They say it takes a village to raise a child. You could say it takes a village to make a millionaire as well. No rich person is an island. And no rich person is completely “self-made.”
Conclusion
We’ve said it before, and we’ll say it again. We have absolutely no problem with people being rich. People need financial incentives to create new businesses and products, which ultimately benefits all of society. And minus the inheritors, we agree that rich people deserve their wealth, albeit to varying extents.
Here’s what we do have a problem with. We have a problem with people like Steve Roth suggesting that rich people earned their millions and billions all by themselves. This is a flat-out lie when it comes to inheritors, and disingenuous at best for those that received a massive head start in life. And as discussed, although rags-to-riches millionaires undoubtedly had to work much harder to achieve financial success than their peers, they also can’t honestly say they came from “nothing.”
This is why no rich person, no matter how they found their way into wealth, should be allowed to skirt their civic duty to pay what they rightfully owe in taxes. Taxation is not theft. It will not disincentivize people from innovating and starting new businesses.

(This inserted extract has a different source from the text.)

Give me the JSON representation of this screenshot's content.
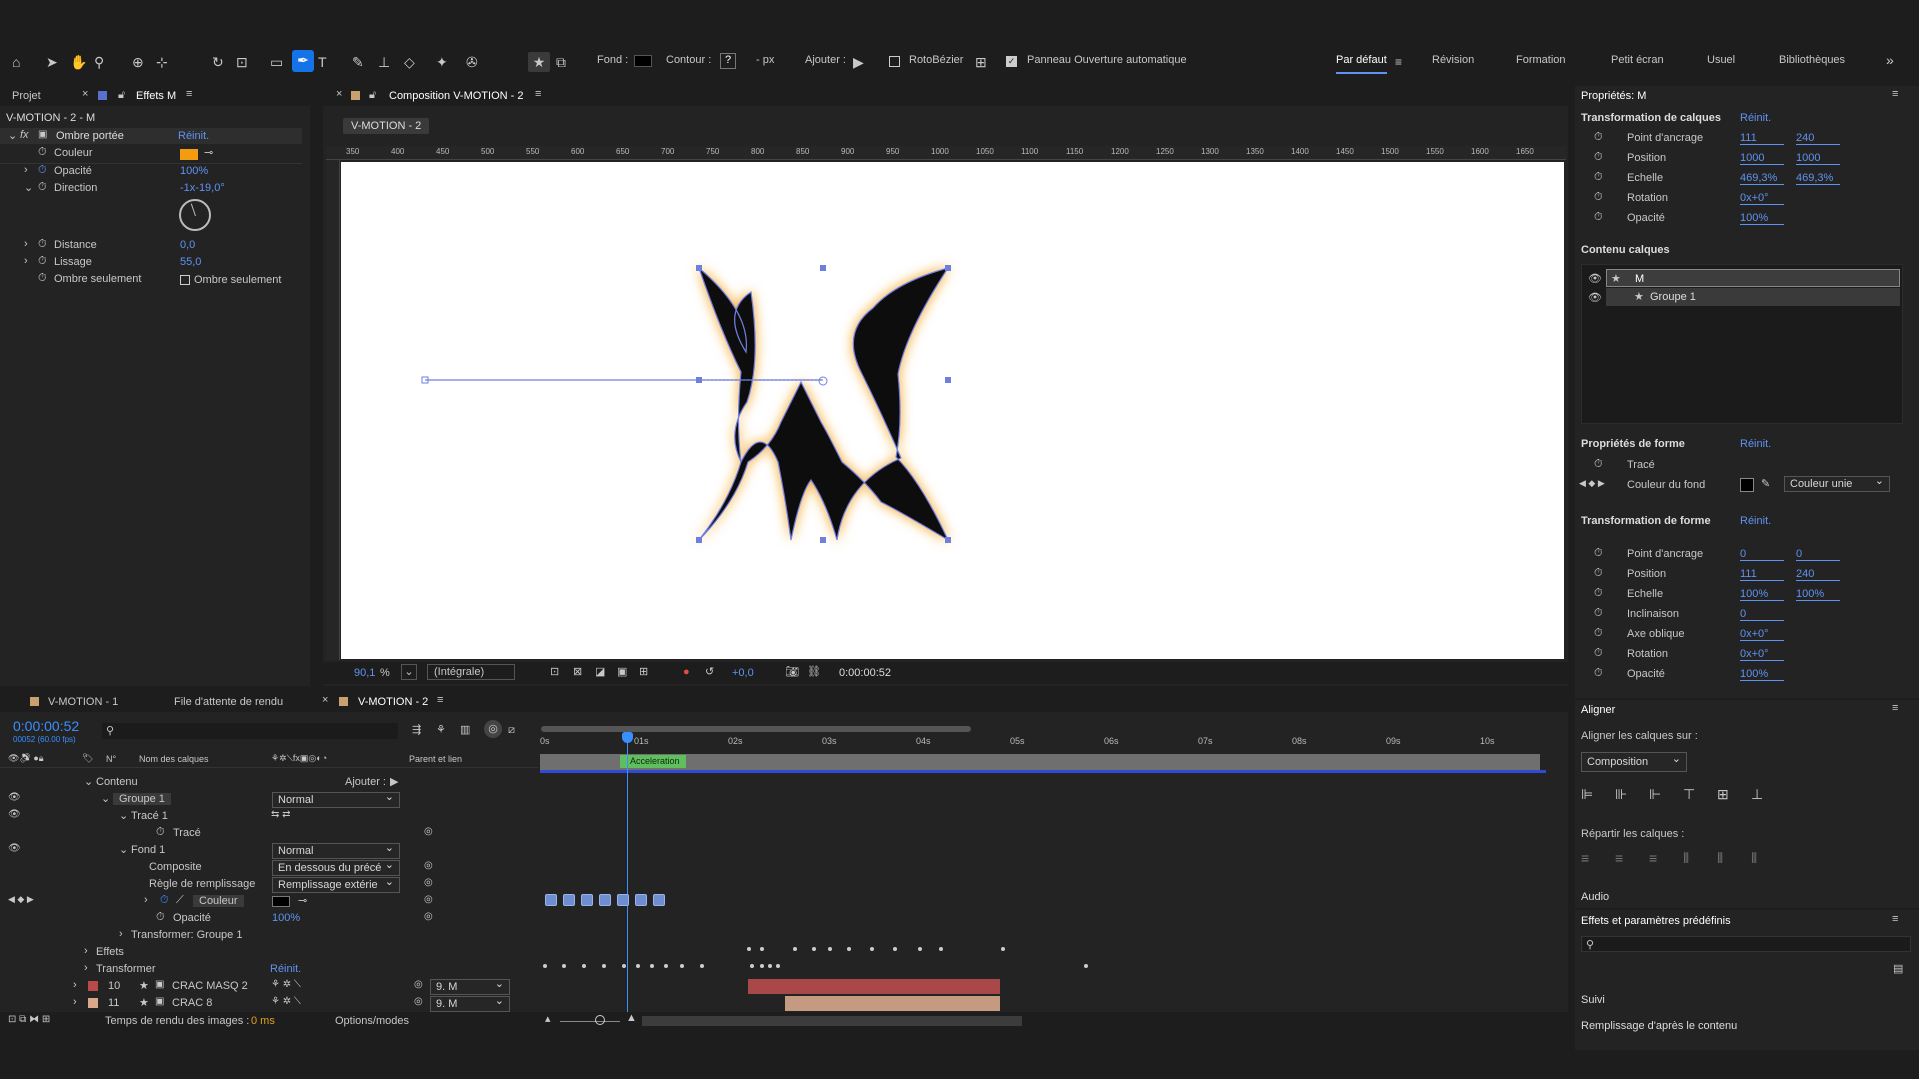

It is merely the most productive and equitable way to reinvest into the myriad communities and systems that made their (or their families’) success possible.
We can’t think of a better way to put this than our Founder and President, Erica Payne, did in a Fast Company interview about Roth’s comments: “The only thing that will collapse if we tax billionaires at an appropriate level is an over-inflated ego or two, and I think that would be a wonderful thing for all of us.”